Dengan begitu, dalam
makalah kali ini yang berjudul “Konseptual Reformasi Pendidikan Islam” akan
membahas tentang definisi Konseptual reformasi pendidikan Islam, Pendidikan
islam dalam Sistem pendidikan nasional (SISDIKNAS) dan kerangka konseptual
reformasi pendidikan islam serta pembahasannya.
Definisi
Konseptual Reformasi Pendidikan Islam
Konseptual merupakan penggambaran
secara umum dan menyeluruh yang menyiratkan maksud dan konsep atau istilah
tersebut bersifat konstitutif, formal
dan mempunyai pengertian yang abstrak (Hidayat, 2009). Kata reformasi berarti perubahan, renofasi, pembentukan baru,
pembaharuan, perombakan bentuk. (Pius A. Partanto, M. Dahlan Al-Bahrry, 1994:
660).
Konsep reformasi
dimaknai pembaharuan atau perubahan secara pelan-pelan tanpa merubah
nilai-nilai terdahulu yang masih dianggap baik. Dengan begitu Reformasi berarti
memperbaiki, membetulkan, menyempurnakan dengan membuat sesuatu yang salah
menjadi benar. Oleh karena itu, reformasi berimplikasi pada merubah sesuatu
untuk menghilangkan yang tidak sempurna seperti melalui perubahan kebijakan
institusional.
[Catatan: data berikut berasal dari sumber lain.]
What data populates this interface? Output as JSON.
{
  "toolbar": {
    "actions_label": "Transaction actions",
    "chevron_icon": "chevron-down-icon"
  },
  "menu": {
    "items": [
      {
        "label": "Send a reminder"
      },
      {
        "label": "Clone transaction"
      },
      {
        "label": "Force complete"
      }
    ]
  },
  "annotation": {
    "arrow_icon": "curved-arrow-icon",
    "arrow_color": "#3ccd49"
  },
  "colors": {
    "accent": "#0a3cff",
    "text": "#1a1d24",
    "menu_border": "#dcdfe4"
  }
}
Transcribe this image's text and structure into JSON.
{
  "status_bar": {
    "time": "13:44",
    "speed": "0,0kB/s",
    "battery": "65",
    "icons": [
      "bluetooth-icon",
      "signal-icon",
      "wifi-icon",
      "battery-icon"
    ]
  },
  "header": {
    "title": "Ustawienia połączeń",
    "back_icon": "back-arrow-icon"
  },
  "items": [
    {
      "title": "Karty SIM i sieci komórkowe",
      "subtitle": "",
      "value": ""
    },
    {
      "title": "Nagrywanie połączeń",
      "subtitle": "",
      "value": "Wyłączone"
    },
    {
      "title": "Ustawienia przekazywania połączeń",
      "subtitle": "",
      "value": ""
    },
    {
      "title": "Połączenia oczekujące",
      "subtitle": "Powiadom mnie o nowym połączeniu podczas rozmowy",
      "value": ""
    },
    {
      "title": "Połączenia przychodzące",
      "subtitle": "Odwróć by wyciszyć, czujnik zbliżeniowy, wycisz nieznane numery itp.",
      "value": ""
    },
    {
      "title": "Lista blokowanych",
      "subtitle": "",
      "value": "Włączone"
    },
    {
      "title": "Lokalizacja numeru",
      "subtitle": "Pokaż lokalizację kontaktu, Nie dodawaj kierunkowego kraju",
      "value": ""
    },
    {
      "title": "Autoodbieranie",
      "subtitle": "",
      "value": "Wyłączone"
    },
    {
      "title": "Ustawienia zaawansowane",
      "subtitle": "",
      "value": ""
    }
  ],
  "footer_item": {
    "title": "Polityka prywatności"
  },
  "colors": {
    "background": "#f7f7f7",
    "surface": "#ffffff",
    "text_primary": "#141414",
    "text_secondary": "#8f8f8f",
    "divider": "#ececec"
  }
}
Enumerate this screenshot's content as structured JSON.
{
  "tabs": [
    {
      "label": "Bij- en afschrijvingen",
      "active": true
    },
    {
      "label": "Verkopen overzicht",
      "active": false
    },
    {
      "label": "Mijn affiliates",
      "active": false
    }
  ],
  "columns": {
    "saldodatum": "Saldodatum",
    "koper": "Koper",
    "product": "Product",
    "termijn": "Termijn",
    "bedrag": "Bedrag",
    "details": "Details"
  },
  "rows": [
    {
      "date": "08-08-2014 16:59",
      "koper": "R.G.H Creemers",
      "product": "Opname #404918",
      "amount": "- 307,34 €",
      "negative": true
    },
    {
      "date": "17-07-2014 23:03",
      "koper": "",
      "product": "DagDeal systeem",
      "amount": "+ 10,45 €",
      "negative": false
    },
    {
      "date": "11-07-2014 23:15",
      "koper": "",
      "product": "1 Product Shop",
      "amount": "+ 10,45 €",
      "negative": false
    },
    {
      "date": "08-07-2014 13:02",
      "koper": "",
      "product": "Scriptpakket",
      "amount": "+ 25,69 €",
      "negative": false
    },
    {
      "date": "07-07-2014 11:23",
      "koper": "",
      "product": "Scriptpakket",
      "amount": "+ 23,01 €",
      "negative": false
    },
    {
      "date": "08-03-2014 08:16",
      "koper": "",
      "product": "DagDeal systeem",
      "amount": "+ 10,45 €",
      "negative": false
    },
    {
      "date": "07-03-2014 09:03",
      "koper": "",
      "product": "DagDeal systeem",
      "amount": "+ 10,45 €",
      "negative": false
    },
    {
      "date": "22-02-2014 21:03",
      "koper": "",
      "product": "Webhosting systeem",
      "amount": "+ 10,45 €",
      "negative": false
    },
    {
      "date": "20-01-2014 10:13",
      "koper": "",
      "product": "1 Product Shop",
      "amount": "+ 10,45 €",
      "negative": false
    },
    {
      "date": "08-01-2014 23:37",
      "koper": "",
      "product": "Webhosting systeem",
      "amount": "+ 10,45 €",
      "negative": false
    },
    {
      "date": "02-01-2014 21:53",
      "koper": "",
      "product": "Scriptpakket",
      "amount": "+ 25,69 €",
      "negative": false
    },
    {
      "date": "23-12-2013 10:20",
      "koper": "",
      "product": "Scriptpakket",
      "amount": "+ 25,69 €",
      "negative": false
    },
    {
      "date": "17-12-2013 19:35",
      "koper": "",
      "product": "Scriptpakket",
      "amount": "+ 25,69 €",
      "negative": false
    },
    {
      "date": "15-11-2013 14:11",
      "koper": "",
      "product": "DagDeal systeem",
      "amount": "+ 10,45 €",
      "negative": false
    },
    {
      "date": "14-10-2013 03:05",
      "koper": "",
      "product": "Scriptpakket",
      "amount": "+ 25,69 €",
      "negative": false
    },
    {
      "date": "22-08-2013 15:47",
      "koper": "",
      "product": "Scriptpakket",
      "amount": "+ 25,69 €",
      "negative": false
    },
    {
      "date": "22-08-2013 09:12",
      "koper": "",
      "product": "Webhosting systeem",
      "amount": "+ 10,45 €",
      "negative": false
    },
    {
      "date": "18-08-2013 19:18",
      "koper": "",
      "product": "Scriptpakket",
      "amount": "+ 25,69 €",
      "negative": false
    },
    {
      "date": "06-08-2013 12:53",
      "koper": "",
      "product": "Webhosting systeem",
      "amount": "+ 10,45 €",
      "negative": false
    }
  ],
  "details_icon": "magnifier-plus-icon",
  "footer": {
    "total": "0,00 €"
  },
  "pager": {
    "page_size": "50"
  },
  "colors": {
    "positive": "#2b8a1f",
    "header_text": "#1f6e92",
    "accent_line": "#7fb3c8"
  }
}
Dengan demikian, reformasi dapat di maknai sebagai usaha untuk
membenahi seluruh tatanan kehidupan berbangsa dan bernegara, termasuk dalam
masalah pendidikan.
Reformasi juga berarti perubahan dengan
melihat keperluan di masa depan, menekankan kembali pada bentuk asal, berbuat
lebih baik dengan menghentikan penyimpangan-penyimpangan dan praktek yang salah
atau memperkenalkan prosedur yang lebih baik, suatu perombakan menyeluruh dari
suatu sistem kehidupan dalam aspek politik, ekonomi, hukum, sosial dan tentu
saja termasuk dalam bidang pendidikan khususnya pendidikan Islam.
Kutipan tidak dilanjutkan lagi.